I've been able to encode Outside-in Test Driven Development into a repeatable workflow. Claude Code follows it to a T, and I've gotten great results. I've written about it more here, and created a repo people can use out of the box to try it out:

https://www.joegaebel.com/articles/principled-agentic-softwa... https://github.com/JoeGaebel/outside-in-tdd-starter

▲

codybontecou 8 hours ago | parent | prev | next [-]

This sounds interesting. Can you go a bit deeper or provide references on how to implement the green/red/refactor subagent pattern?

▲

elemeno 8 hours ago | parent | next [-]

It’s not an agentic pattern, it’s an approach to test driven development.

You write a failing test for the new functionality that you’re going to add (which doesn’t exist yet, so the test is red). You then write the code until the test passes (that is, goes green).

▲

pastescreenshot 8 hours ago | parent | prev | next [-]

What has worked better for me is splitting authority, not just prompts. One agent can touch app code, one can only write failing tests plus a short bug hypothesis, and one only reviews the diff and test output. Also make test files read only for the coding agent. That cuts out a surprising amount of self-grading behavior.

	▲	huslage 6 hours ago \| parent [-]
		How do you limit access like that?

▲

dworks 5 hours ago | parent | prev | next [-]

I built rlm-workflow which has stage gating, TDD and sub-agent support: https://skills.sh/doubleuuser/rlm-workflow/rlm-workflow

▲

dmd 8 hours ago | parent | prev [-]

That's the cool bit - you don't have to. CC is perfectly well aware and competent to implement it; just tell it to.

	▲	2 hours ago \| parent \| next [-]
		[deleted]
	▲	irishcoffee 8 hours ago \| parent \| prev [-]
		"So this is how liberty dies... with thunderous applause.” - Padmé Amidala s/liberty/knowledge

▲

osigurdson 6 hours ago | parent | prev | next [-]

So more stuff happens with this approach but how do you know what it generates is correct?

▲

afro88 7 hours ago | parent | prev | next [-]

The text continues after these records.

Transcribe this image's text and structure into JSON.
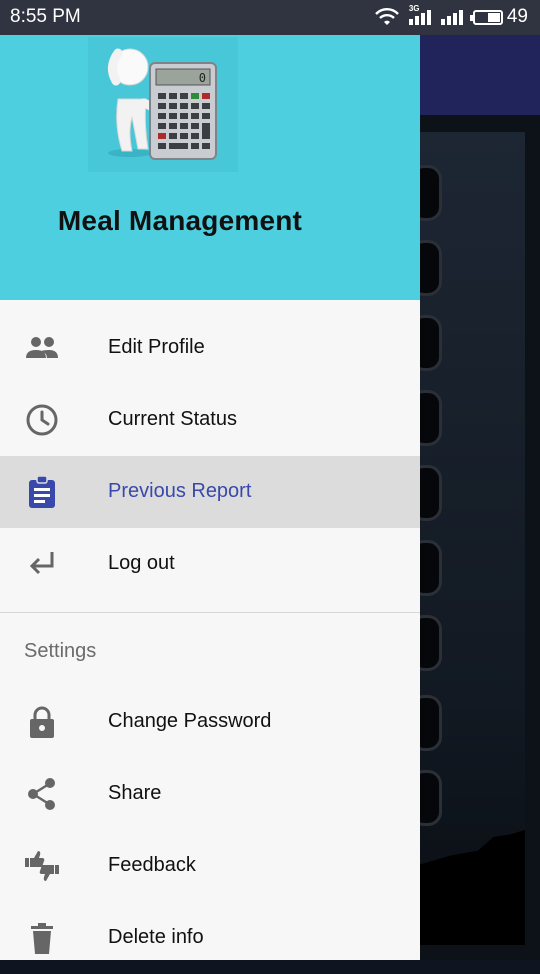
{
  "status_bar": {
    "time": "8:55 PM",
    "network_label": "3G",
    "battery_level": "49",
    "battery_fraction": 0.49
  },
  "drawer": {
    "app_title": "Meal Management",
    "logo_icon": "calculator-mascot-icon",
    "menu": [
      {
        "label": "Edit Profile",
        "icon": "people-icon"
      },
      {
        "label": "Current Status",
        "icon": "clock-icon"
      },
      {
        "label": "Previous Report",
        "icon": "clipboard-icon",
        "active": true
      },
      {
        "label": "Log out",
        "icon": "return-arrow-icon"
      }
    ],
    "settings_title": "Settings",
    "settings_menu": [
      {
        "label": "Change Password",
        "icon": "lock-icon"
      },
      {
        "label": "Share",
        "icon": "share-icon"
      },
      {
        "label": "Feedback",
        "icon": "thumbs-up-down-icon"
      },
      {
        "label": "Delete info",
        "icon": "trash-icon"
      }
    ]
  },
  "colors": {
    "header": "#4ecfe0",
    "active_accent": "#3949ab",
    "icon_gray": "#666666"
  }
}
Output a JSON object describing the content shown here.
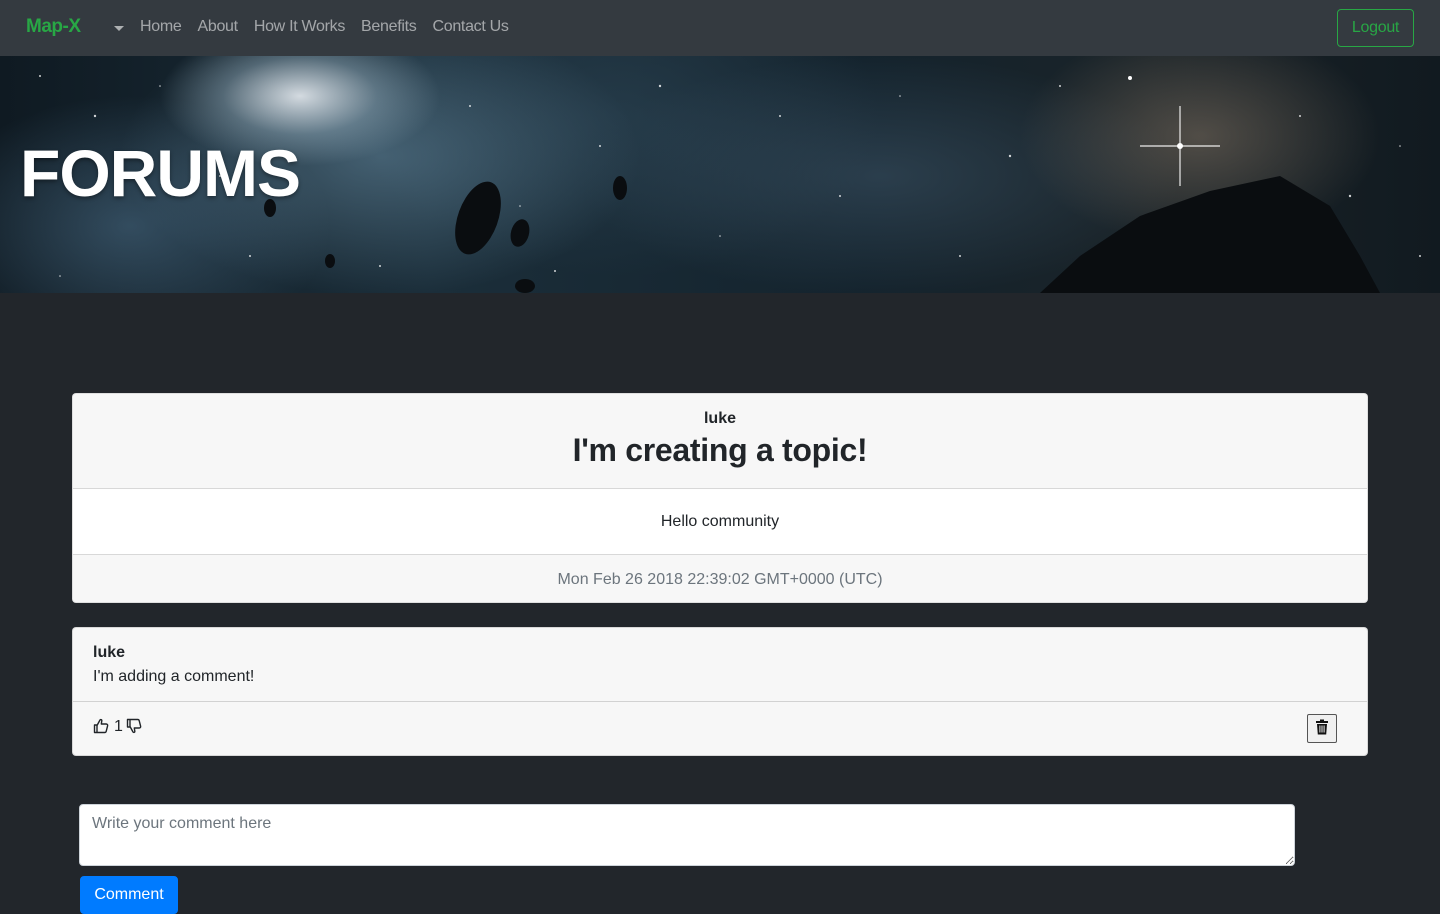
{
  "navbar": {
    "brand": "Map-X",
    "links": [
      "Home",
      "About",
      "How It Works",
      "Benefits",
      "Contact Us"
    ],
    "logout_label": "Logout"
  },
  "hero": {
    "title": "FORUMS"
  },
  "topic": {
    "author": "luke",
    "title": "I'm creating a topic!",
    "body": "Hello community",
    "timestamp": "Mon Feb 26 2018 22:39:02 GMT+0000 (UTC)"
  },
  "comments": [
    {
      "author": "luke",
      "text": "I'm adding a comment!",
      "votes": "1"
    }
  ],
  "comment_form": {
    "placeholder": "Write your comment here",
    "submit_label": "Comment"
  },
  "colors": {
    "brand": "#28a745",
    "navbar_bg": "#343a40",
    "page_bg": "#22262b",
    "primary": "#007bff"
  }
}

Good idea, and an improvement, but you still have that fundamental issue: you don't really know what code has been written. You don't know the refactors are right, in alignment with existing patterns etc.

▲

Skidaddle 7 hours ago | parent | prev | next [-]

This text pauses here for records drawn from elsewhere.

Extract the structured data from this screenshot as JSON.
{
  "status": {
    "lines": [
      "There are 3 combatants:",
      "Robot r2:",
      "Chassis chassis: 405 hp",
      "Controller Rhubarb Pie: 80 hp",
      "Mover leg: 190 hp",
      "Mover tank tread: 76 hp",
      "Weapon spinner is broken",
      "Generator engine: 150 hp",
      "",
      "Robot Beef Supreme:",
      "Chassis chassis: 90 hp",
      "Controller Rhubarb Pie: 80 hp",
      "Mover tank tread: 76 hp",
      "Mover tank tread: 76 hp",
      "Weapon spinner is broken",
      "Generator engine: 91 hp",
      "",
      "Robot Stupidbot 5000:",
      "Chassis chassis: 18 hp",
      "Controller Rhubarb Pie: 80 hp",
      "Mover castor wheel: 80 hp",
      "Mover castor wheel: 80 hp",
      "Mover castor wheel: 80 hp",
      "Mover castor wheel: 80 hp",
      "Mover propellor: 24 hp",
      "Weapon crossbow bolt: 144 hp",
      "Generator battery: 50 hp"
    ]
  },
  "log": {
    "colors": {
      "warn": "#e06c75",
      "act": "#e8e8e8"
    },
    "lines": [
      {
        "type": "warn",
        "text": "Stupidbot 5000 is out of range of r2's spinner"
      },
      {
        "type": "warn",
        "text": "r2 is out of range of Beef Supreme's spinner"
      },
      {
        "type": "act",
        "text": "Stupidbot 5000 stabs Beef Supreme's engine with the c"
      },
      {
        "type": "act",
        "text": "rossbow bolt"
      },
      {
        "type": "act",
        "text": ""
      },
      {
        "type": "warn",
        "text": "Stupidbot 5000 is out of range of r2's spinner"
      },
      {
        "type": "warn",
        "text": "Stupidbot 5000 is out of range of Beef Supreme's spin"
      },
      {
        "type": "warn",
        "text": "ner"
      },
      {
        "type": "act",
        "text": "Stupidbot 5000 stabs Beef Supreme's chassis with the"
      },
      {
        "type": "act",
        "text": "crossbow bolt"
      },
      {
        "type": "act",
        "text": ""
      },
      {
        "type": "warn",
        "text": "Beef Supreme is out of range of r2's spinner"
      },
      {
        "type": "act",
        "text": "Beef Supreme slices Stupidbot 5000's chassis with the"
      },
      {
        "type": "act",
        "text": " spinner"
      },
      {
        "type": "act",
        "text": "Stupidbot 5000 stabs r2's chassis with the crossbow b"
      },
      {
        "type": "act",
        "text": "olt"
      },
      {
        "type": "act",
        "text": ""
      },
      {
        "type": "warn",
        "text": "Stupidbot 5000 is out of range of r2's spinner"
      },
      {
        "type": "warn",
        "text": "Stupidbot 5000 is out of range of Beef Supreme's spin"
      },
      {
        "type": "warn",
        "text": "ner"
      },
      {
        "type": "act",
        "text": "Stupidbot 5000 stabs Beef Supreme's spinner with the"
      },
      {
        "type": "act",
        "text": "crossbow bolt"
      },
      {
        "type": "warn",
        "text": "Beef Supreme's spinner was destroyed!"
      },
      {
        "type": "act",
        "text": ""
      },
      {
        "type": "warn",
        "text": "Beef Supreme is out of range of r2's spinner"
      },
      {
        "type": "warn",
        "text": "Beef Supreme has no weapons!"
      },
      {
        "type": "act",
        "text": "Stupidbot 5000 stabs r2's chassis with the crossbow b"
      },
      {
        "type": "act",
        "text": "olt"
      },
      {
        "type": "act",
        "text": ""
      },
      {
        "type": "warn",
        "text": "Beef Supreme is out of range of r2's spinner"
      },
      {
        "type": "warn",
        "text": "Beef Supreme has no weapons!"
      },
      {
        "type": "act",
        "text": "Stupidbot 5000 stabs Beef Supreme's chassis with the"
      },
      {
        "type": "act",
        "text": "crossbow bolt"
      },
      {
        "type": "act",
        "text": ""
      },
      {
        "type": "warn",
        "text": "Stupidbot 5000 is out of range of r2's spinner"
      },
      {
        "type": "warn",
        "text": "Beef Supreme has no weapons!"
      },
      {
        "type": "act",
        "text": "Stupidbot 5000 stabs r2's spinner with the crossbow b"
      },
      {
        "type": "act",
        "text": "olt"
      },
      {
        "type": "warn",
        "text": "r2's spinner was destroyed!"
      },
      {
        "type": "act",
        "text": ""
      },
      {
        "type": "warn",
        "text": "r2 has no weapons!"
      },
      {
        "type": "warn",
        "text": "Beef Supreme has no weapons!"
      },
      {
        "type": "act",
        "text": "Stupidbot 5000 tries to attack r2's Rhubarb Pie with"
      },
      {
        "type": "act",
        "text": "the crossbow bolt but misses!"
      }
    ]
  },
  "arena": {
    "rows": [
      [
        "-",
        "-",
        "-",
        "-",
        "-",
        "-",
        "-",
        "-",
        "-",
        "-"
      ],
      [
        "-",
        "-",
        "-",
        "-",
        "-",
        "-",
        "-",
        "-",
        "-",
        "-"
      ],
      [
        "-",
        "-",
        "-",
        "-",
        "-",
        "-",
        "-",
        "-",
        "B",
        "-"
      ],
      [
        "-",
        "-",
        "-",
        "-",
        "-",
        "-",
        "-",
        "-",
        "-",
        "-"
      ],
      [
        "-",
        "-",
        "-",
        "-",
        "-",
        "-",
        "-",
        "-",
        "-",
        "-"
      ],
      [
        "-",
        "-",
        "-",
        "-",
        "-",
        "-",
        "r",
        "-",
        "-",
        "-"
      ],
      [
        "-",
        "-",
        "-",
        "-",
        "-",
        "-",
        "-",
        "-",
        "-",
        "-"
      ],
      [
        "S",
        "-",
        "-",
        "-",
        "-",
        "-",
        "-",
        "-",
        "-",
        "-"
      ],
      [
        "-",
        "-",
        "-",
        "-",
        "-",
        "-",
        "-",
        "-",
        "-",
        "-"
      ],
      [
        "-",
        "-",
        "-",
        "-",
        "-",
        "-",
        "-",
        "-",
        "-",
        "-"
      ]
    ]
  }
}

How exactly do you set up your CC sessions to do this?

▲

aray07 8 hours ago | parent | prev [-]

thats a great idea - i have been using codex to do my code reviews since i have it to give better critique on code written by claude but havent tried it with testing yet!

	▲	darkbatman 7 hours ago \| parent [-]
		codex/gpt is a stubborn model, doubt it would accept claude reviews or counter it. have seen cases where claude is more willing to comply if shared feedback though its just sycophancy too.